How Sets and Dictionaries work

Sets and Dictionaries

Sets and dictionaries are suitable data structures when the data has no intrinsic order and has a unique object that can be used to reference the data.This reference object is called a key and it can be any hashable type. Dictionaries and sets are almost identical,except that sets do not contain values. A set is simply a collection of keys.

A hashable type is one that implements both the _hash_ and either __eq__ or __cmp__ methods.

Example

Let’s say we want to store contact information in a phonebook, we will first look how to do tat using a List:

def find_contact(phonebook,name):
    for n,p in phonebook:
        if n == name:
            return p
    return None

phone_book = [("Rob Pike","222-222-2222"),("John Doe","333-333-3333")]
print(f"Rob Pike's number is {find_contact(phone_book,'Rob Pike')}")

If we use a dictionary, the index will be the name and the value will be the phone number:

phone_book = {
    "Rob Pike": "222-222-2222",
    "John Doe": "333-333-3333"
}
print(f"Rob Pike's number is {phone_book['Rob Pike']}")

For large amounts of records in the phonebook,the difference between the O(1) lookup of the dictionary and the O(n) time for linear search over a list is quite substantial. Supposingly we wanted to answer the question,“How many unique first names are there in the Phone book?

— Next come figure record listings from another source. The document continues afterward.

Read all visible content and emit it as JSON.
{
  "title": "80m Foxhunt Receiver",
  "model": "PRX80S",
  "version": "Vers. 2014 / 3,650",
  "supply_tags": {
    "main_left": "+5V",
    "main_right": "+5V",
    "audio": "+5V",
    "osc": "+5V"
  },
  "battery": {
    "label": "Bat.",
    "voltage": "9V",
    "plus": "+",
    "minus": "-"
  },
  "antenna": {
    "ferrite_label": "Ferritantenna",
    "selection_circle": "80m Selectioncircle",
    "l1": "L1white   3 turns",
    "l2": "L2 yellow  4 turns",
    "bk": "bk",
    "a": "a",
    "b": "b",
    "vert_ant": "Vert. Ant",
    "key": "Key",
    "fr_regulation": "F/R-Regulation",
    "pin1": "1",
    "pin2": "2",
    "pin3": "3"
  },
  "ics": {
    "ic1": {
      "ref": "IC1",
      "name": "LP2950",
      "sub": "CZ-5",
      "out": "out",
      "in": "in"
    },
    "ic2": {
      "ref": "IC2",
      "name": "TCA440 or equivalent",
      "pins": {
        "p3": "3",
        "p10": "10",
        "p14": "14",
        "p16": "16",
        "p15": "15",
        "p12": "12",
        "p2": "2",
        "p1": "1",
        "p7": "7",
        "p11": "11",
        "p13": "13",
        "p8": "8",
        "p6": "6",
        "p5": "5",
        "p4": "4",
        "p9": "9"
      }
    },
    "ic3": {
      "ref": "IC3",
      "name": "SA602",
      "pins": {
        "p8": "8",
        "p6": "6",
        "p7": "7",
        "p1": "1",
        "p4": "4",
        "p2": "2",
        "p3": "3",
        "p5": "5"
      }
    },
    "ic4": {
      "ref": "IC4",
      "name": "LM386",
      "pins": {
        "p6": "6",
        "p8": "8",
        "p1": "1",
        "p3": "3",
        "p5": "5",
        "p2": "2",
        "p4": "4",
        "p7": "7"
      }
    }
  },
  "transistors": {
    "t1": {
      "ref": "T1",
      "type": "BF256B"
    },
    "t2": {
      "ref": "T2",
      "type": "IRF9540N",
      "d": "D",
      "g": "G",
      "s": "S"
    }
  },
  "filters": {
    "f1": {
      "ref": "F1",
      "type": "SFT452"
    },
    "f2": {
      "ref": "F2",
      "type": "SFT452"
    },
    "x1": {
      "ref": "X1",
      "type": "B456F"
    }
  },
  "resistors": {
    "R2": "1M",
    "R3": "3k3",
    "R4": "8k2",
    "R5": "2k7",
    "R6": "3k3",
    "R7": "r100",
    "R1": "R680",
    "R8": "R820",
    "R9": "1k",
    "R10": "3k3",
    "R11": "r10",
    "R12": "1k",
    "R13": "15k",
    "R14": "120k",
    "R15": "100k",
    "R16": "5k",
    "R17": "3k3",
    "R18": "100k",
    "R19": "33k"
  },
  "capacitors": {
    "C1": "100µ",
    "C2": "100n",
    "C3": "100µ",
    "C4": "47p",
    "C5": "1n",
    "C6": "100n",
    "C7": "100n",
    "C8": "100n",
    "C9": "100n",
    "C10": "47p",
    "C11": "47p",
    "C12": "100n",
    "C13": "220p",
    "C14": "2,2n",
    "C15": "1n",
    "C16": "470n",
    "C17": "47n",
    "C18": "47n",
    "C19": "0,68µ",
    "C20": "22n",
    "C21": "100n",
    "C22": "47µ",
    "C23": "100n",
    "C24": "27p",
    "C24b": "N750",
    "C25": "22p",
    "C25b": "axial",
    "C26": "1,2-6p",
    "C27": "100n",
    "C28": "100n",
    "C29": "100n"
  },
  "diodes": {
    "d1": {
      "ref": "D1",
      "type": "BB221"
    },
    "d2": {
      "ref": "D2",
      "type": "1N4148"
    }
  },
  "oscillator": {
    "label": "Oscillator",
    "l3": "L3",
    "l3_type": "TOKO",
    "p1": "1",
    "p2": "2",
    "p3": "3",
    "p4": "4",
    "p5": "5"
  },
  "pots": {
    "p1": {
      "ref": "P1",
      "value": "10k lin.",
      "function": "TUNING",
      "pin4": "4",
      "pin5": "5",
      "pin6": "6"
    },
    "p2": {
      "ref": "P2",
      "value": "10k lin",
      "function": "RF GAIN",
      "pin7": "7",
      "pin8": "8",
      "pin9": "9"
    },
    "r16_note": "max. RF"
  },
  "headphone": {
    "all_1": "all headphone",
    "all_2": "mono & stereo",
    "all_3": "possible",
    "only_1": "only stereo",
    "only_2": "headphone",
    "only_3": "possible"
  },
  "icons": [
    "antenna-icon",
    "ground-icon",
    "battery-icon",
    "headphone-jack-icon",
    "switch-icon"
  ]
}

The obvious data structure will be sets. If we were to use lists, than we would have had to enforce this property by comparing all names with other names. The example below illustrated the two different implementations:

Using Lists

def unique_names(phone_book):
    uniques = []
    for name,number in phone_book:
        fname,lname = name.split(" ",1)

        for unique in uniques:
            if unique == fname:
                print(fname)
                break
        else:
            
            uniques.append(fname)
    return len(uniques)

Using Sets

def unique_names_sets(phone_book):
    uniques = set()
    for name,number in phone_book:
        fname,lname = name.split(" ",1)
        uniques.add(fname)

    return len(uniques)

Usage:

phoneBook = [("Rob Pike","222-222-2222"),("John Doe","333-333-3333"),
             ("John Defoe","444-444-4444"),("Doe John","555-555-5555")
 ]
print("Number of Unique names from List:",unique_names(phoneBook))
print("Number of Unique names from Set:",unique_names_sets(phoneBook))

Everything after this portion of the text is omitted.